Texas Shrimp & Grits
Author: 
 
Ingredients
  • For the Grits:
  • 1 cup yellow grits (instant is fine)
  • 3 cups water or 2 cups water and 1 cup chicken broth
  • ¾ cup sharp cheddar cheese, shredded
  • ¼ cup parmesan cheese, shredded
  • ½ tsp. Tabasco
  • 2 tbsp. butter
  • ¼ tsp. white pepper
  • kosher salt
  • Ingredients for Shrimp and Gravy:
  • 1 lb. peeled fresh, wild-caught shrimp
  • ½ cup of bacon, Tasso or andouille Sausage, cooked and chopped (Tasso would be first choice but I am unable to find it locally)
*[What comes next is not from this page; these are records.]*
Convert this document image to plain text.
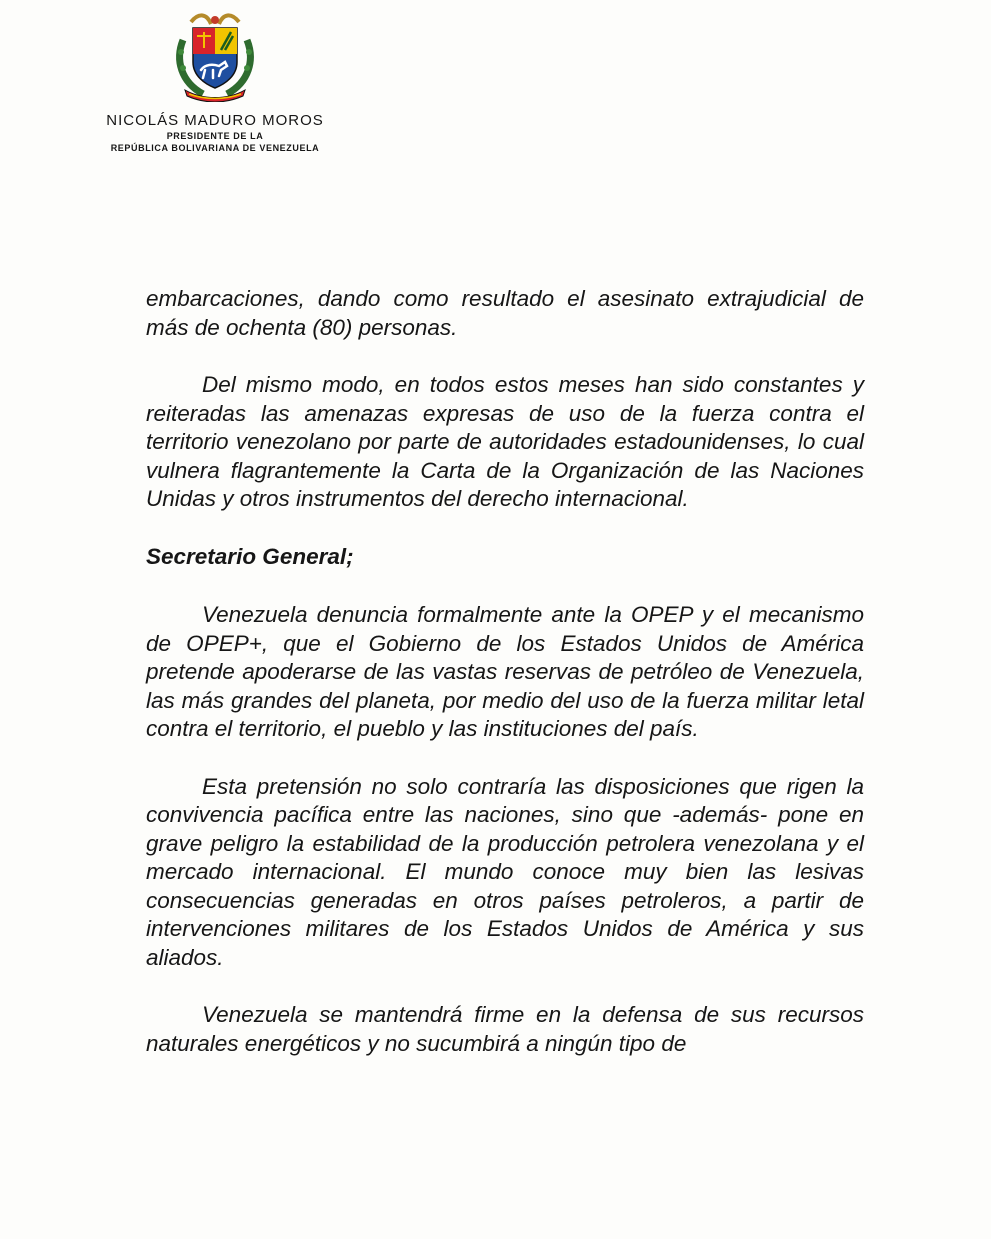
NICOLÁS MADURO MOROS
PRESIDENTE DE LA
REPÚBLICA BOLIVARIANA DE VENEZUELA

embarcaciones, dando como resultado el asesinato extrajudicial de más de ochenta (80) personas.

Del mismo modo, en todos estos meses han sido constantes y reiteradas las amenazas expresas de uso de la fuerza contra el territorio venezolano por parte de autoridades estadounidenses, lo cual vulnera flagrantemente la Carta de la Organización de las Naciones Unidas y otros instrumentos del derecho internacional.

Secretario General;

Venezuela denuncia formalmente ante la OPEP y el mecanismo de OPEP+, que el Gobierno de los Estados Unidos de América pretende apoderarse de las vastas reservas de petróleo de Venezuela, las más grandes del planeta, por medio del uso de la fuerza militar letal contra el territorio, el pueblo y las instituciones del país.

Esta pretensión no solo contraría las disposiciones que rigen la convivencia pacífica entre las naciones, sino que -además- pone en grave peligro la estabilidad de la producción petrolera venezolana y el mercado internacional. El mundo conoce muy bien las lesivas consecuencias generadas en otros países petroleros, a partir de intervenciones militares de los Estados Unidos de América y sus aliados.

Venezuela se mantendrá firme en la defensa de sus recursos naturales energéticos y no sucumbirá a ningún tipo de
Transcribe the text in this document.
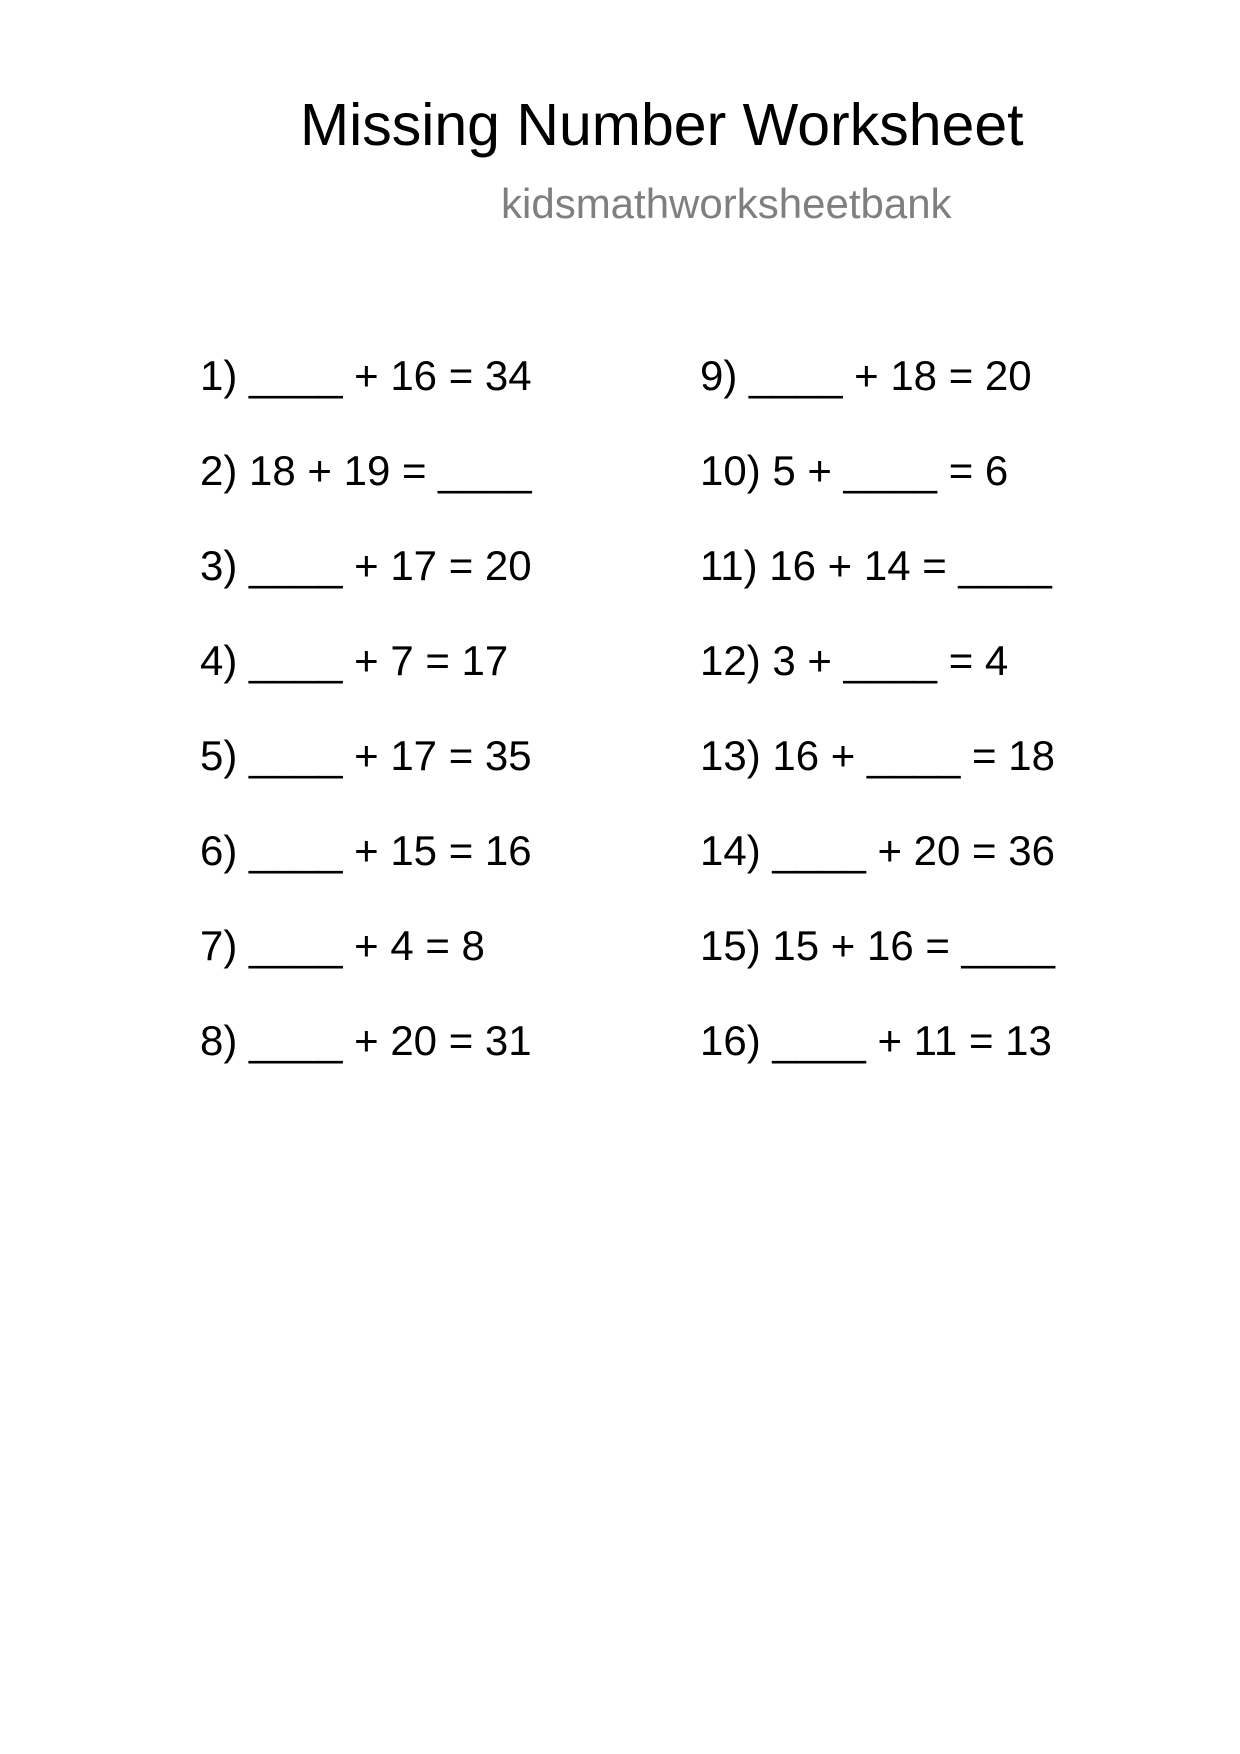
Missing Number Worksheet
kidsmathworksheetbank
1) ____ + 16 = 34
2) 18 + 19 = ____
3) ____ + 17 = 20
4) ____ + 7 = 17
5) ____ + 17 = 35
6) ____ + 15 = 16
7) ____ + 4 = 8
8) ____ + 20 = 31
9) ____ + 18 = 20
10) 5 + ____ = 6
11) 16 + 14 = ____
12) 3 + ____ = 4
13) 16 + ____ = 18
14) ____ + 20 = 36
15) 15 + 16 = ____
16) ____ + 11 = 13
  • 1 cup mushrooms, sliced
  • 3 cloves garlic, minced
  • ¼ cup dry white wine
  • ½ cup green onion, sliced
  • ½ tsp paprika
  • 2 tbsp. parsley, chopped
  • 2 tbsp. fresh lemon juice
Instructions
  1. Bring liquid to a boil, whisk in grits and a generous pinch of salt. Cook until porridge like, stirring consistently. Add cheeses, Tabasco, butter and pepper and mix well. Keep mixture warm.
  2. Cook bacon in skillet, when done remove w/slotted spoon and drain on paper towels. If fat rendered is too little add a bit of canola oil and sauté the mushroom in the same skillet you fried the bacon in. When tender, add green onion, sauté 2 minutes, add garlic, and shrimp. when shrimp begin to turn opaque add remaining ingredients (wine-lemon juice) and continue cooking until shrimp are cooked through and sauce has reduced and warmed through. Be careful not to over cook the shrimp or you will have rubbery, tough sad little creatures.
  3. Spoon warm grits into bowls and top with shrimp mixture, drizzling gravy over all. top with cooked bacon.